TRIBUNJABAR.ID - Gubernur Jawa Barat Dedi Mulyadi bergetar menahan tangis dan meminta maaf di hadapan ribuan warga Jabar.
 
Dedi Mulyadi mengaku belum mampu memenuhi seluruh harapan masyarakat Jabar di satu tahun kepemimpinannya.

Suasana haru tersebut terjadi saat Dedi mulyadi berpidato di hadapan warga usai salat Idulfitri di halaman Gedung Sate, Bandung, Jawa Barat, Sabtu (21/3/2026).

Dedi Mulyadi mengungkap hambatan terbesarnya untuk memastikan kesejahteraan merata, terutama untuk masayrakat di pedesaan. Hambatan tersebut adalah alokasi keuangan yang terbatas.

Baca juga: Teguran Keras Dedi Mulyadi ke Pramusaji saat Bagi-bagi Santunan di Gedung Pakuan

Dia pun menyinggung masalah di Jabar yang belum terselesaikan, dari jalan rusak, irigasi yang belum memadai, hingga belum optimalnya layanan kesehatan dan pendidikan.

"Saya sampaikan permohonan paaf pada seluruh warga Jabar apabila ada yang meninggal tak mampu membeli kain kafan, apabila ada anak yang sekolah tak mampu beli baju dan sepatu, atau apabila masih ada rumah yang tak bisa makan karena kehabisan beras," ujarnya.

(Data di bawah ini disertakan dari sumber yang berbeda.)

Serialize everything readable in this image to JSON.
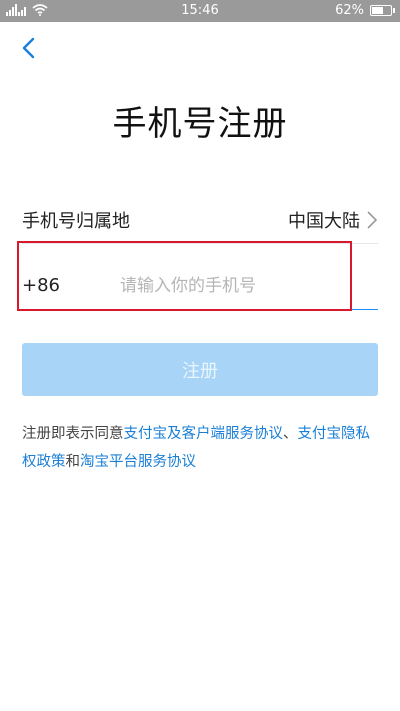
{
  "status_bar": {
    "time": "15:46",
    "battery_percent_label": "62%",
    "battery_level": 0.62,
    "signal_icon": "signal-icon",
    "wifi_icon": "wifi-icon"
  },
  "header": {
    "back_icon": "back-chevron-icon",
    "title": "手机号注册"
  },
  "form": {
    "region_label": "手机号归属地",
    "region_value": "中国大陆",
    "country_code": "+86",
    "phone_placeholder": "请输入你的手机号",
    "phone_value": ""
  },
  "actions": {
    "register_label": "注册"
  },
  "agreement": {
    "prefix": "注册即表示同意",
    "link_1": "支付宝及客户端服务协议",
    "separator": "、",
    "link_2": "支付宝隐私权政策",
    "conjunction": "和",
    "link_3": "淘宝平台服务协议"
  },
  "colors": {
    "accent": "#1a7fd6",
    "button_disabled": "#a8d5f7",
    "highlight_box": "#d9182d",
    "input_underline": "#1e90ff"
  }
}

Dalam momen penuh haru tersebut, Dedi Mulyadi mengakui dirinya malu karena masih ada warga Jabar yang sulit berobat akibat masalah BPJS dan anak-anak yang belum mendapat akses pendidikan layak.

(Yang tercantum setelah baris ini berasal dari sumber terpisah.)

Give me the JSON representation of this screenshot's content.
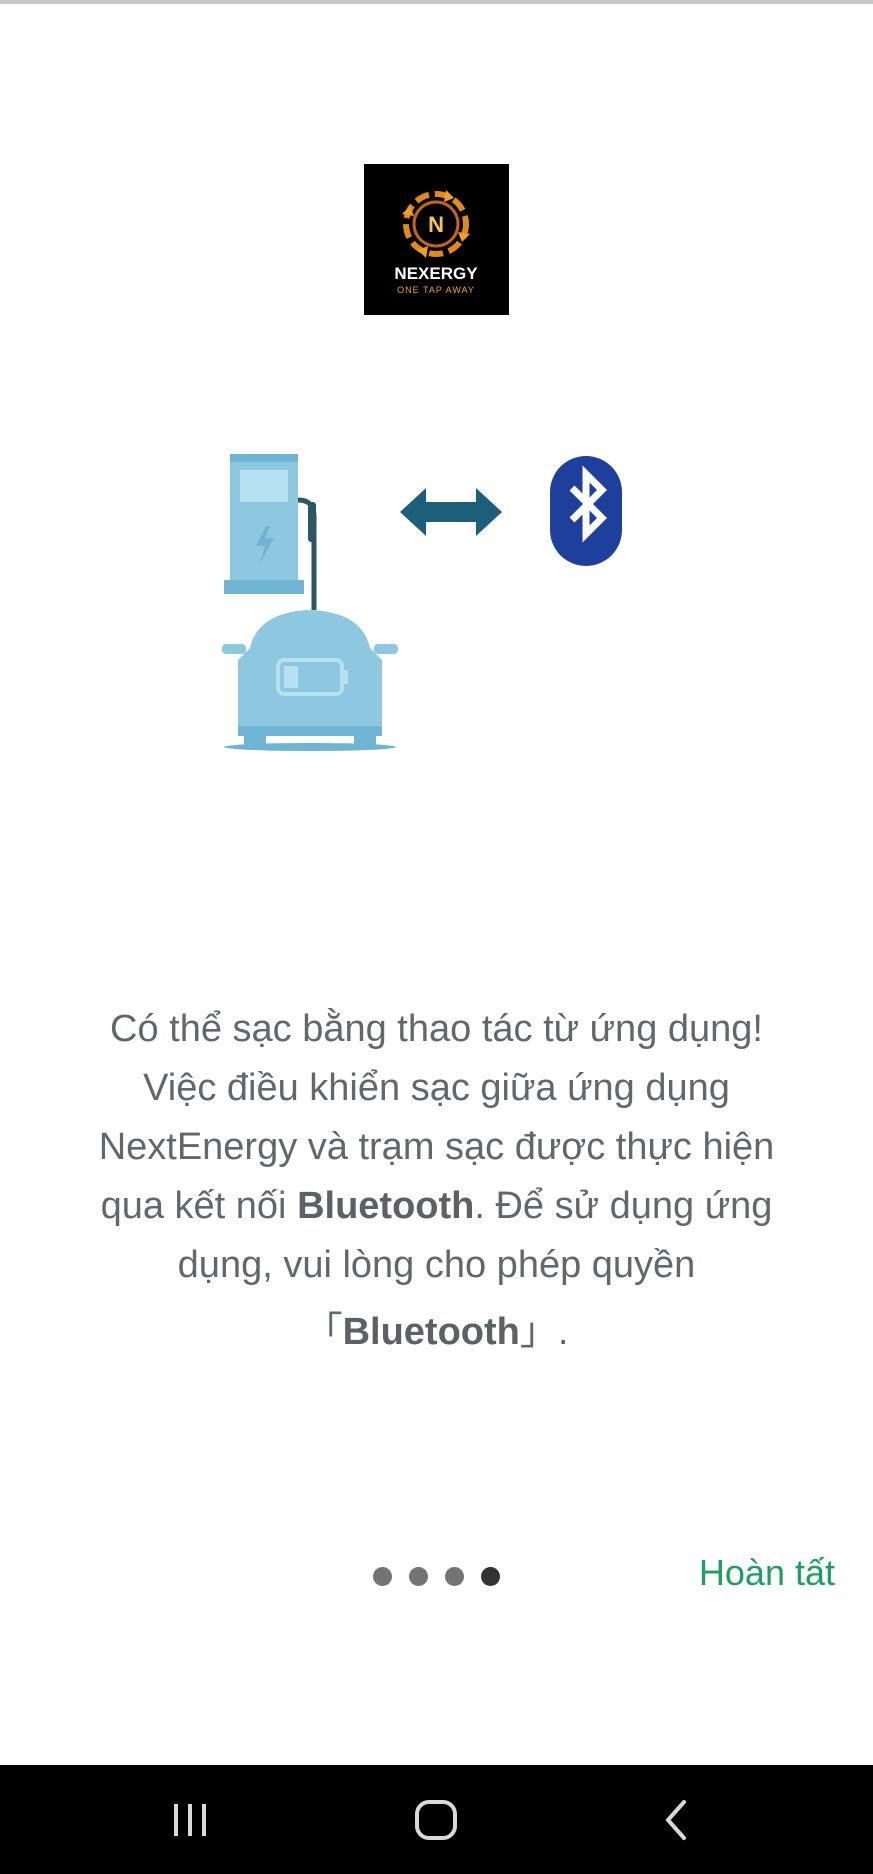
{
  "logo": {
    "brand": "NEXERGY",
    "tagline": "ONE TAP AWAY",
    "monogram": "N"
  },
  "illustration": {
    "icons": [
      "ev-charger-icon",
      "car-battery-icon",
      "double-arrow-icon",
      "bluetooth-icon"
    ],
    "colors": {
      "charger": "#8dc8e0",
      "arrow": "#1d5f7a",
      "bluetooth": "#1e3f9c"
    }
  },
  "description": {
    "line1": "Có thể sạc bằng thao tác từ ứng dụng!",
    "line2": "Việc điều khiển sạc giữa ứng dụng",
    "line3": "NextEnergy và trạm sạc được thực hiện",
    "line4_pre": "qua kết nối ",
    "line4_bold": "Bluetooth",
    "line4_post": ". Để sử dụng ứng",
    "line5": "dụng, vui lòng cho phép quyền",
    "line6_open": "「",
    "line6_bold": "Bluetooth",
    "line6_close": "」.",
    "text_color": "#63676b"
  },
  "pager": {
    "total": 4,
    "current": 4
  },
  "actions": {
    "done_label": "Hoàn tất",
    "done_color": "#1e9e62"
  },
  "navbar": {
    "icons": [
      "recent-apps-icon",
      "home-icon",
      "back-icon"
    ]
  }
}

Ia pun menyampaikan filosofi kepemimpinannya melalui konsep “Kurung Cil” dan “Kentel Guru Cil”. Menurutnya, pemimpin sejati adalah mereka yang rela “mengurangi tidur” karena pikiran dan hatinya terus memikirkan rakyat yang sedang lapar dan kesulitan.

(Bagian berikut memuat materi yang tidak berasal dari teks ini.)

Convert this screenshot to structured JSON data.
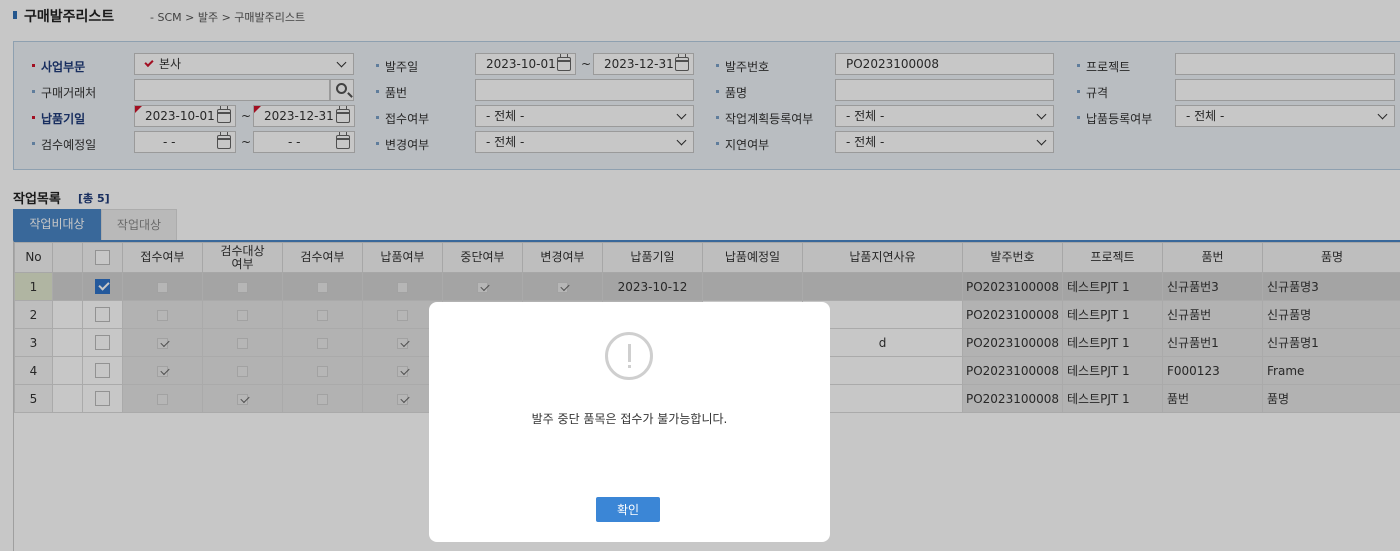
{
  "header": {
    "title": "구매발주리스트",
    "breadcrumb": "- SCM > 발주 > 구매발주리스트"
  },
  "search": {
    "business_unit": {
      "label": "사업부문",
      "value": "본사"
    },
    "vendor": {
      "label": "구매거래처",
      "value": ""
    },
    "delivery_date": {
      "label": "납품기일",
      "from": "2023-10-01",
      "to": "2023-12-31"
    },
    "inspection_date": {
      "label": "검수예정일",
      "from": "-  -",
      "to": "-  -"
    },
    "order_date": {
      "label": "발주일",
      "from": "2023-10-01",
      "to": "2023-12-31"
    },
    "item_code": {
      "label": "품번",
      "value": ""
    },
    "receipt_status": {
      "label": "접수여부",
      "value": "- 전체 -"
    },
    "change_status": {
      "label": "변경여부",
      "value": "- 전체 -"
    },
    "order_no": {
      "label": "발주번호",
      "value": "PO2023100008"
    },
    "item_name": {
      "label": "품명",
      "value": ""
    },
    "work_plan_status": {
      "label": "작업계획등록여부",
      "value": "- 전체 -"
    },
    "delay_status": {
      "label": "지연여부",
      "value": "- 전체 -"
    },
    "project": {
      "label": "프로젝트",
      "value": ""
    },
    "spec": {
      "label": "규격",
      "value": ""
    },
    "delivery_reg_status": {
      "label": "납품등록여부",
      "value": "- 전체 -"
    },
    "tilde": "~"
  },
  "worklist": {
    "title": "작업목록",
    "count": "[총 5]",
    "tabs": [
      "작업비대상",
      "작업대상"
    ]
  },
  "grid": {
    "columns": [
      "No",
      "",
      "",
      "접수여부",
      "검수대상\n여부",
      "검수여부",
      "납품여부",
      "중단여부",
      "변경여부",
      "납품기일",
      "납품예정일",
      "납품지연사유",
      "발주번호",
      "프로젝트",
      "품번",
      "품명"
    ],
    "rows": [
      {
        "no": "1",
        "selected": true,
        "received": false,
        "insp_target": false,
        "inspected": false,
        "delivered": false,
        "stopped": true,
        "changed": true,
        "due": "2023-10-12",
        "planned": "",
        "delay_reason": "",
        "order_no": "PO2023100008",
        "project": "테스트PJT 1",
        "item_code": "신규품번3",
        "item_name": "신규품명3"
      },
      {
        "no": "2",
        "selected": false,
        "received": false,
        "insp_target": false,
        "inspected": false,
        "delivered": false,
        "stopped": false,
        "changed": false,
        "due": "",
        "planned": "",
        "delay_reason": "",
        "order_no": "PO2023100008",
        "project": "테스트PJT 1",
        "item_code": "신규품번",
        "item_name": "신규품명"
      },
      {
        "no": "3",
        "selected": false,
        "received": true,
        "insp_target": false,
        "inspected": false,
        "delivered": true,
        "stopped": false,
        "changed": false,
        "due": "",
        "planned": "",
        "delay_reason": "d",
        "order_no": "PO2023100008",
        "project": "테스트PJT 1",
        "item_code": "신규품번1",
        "item_name": "신규품명1"
      },
      {
        "no": "4",
        "selected": false,
        "received": true,
        "insp_target": false,
        "inspected": false,
        "delivered": true,
        "stopped": false,
        "changed": false,
        "due": "",
        "planned": "",
        "delay_reason": "",
        "order_no": "PO2023100008",
        "project": "테스트PJT 1",
        "item_code": "F000123",
        "item_name": "Frame"
      },
      {
        "no": "5",
        "selected": false,
        "received": false,
        "insp_target": true,
        "inspected": false,
        "delivered": true,
        "stopped": false,
        "changed": false,
        "due": "",
        "planned": "",
        "delay_reason": "",
        "order_no": "PO2023100008",
        "project": "테스트PJT 1",
        "item_code": "품번",
        "item_name": "품명"
      }
    ]
  },
  "modal": {
    "icon": "exclamation-circle-icon",
    "message": "발주 중단 품목은 접수가 불가능합니다.",
    "ok_label": "확인"
  }
}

Masalah pajak dan iuran pun disoroti Dedi Mulyadi. Menurutnya beratnya pajak dan iuran masih membebani masyarakat dan belum sebanding dengan kesejahteraan yangd iterima.

Ia pun berkomitmen mendorong efisiensi anggaran hingga mencapai 15 persen agar lebih banyak dana dapat dialokasikan bagi kepentingan rakyat kecil atau kaum mustadhafin.

Tak hanya memohon maaf, Dedi Mulyadi pun menyampaikan apresiasinya untuk warga Jabar yang tetap membayar pajak bahkan mampu mendorong peningkatan pendapatan daerah hingga tiga kali lipat.

Baca juga: Ibu Linmas yang Dibacok Residivis di Jatinangor Curhat ke Dedi Mulyadi: Kenapa Gak Ada yang Nolong

Di akhir pidatonya, Dedi Mulyadi berjanji untuk terus berbenah, mengevaluasi kinerjanya, dan menggerakkan birokrasi dan keuangan daerah agar pelayanan publik makin baik.

Ia berharap ke depan tidak ada lagi warga yang merasa negara absen di saat mereka membutuhkan.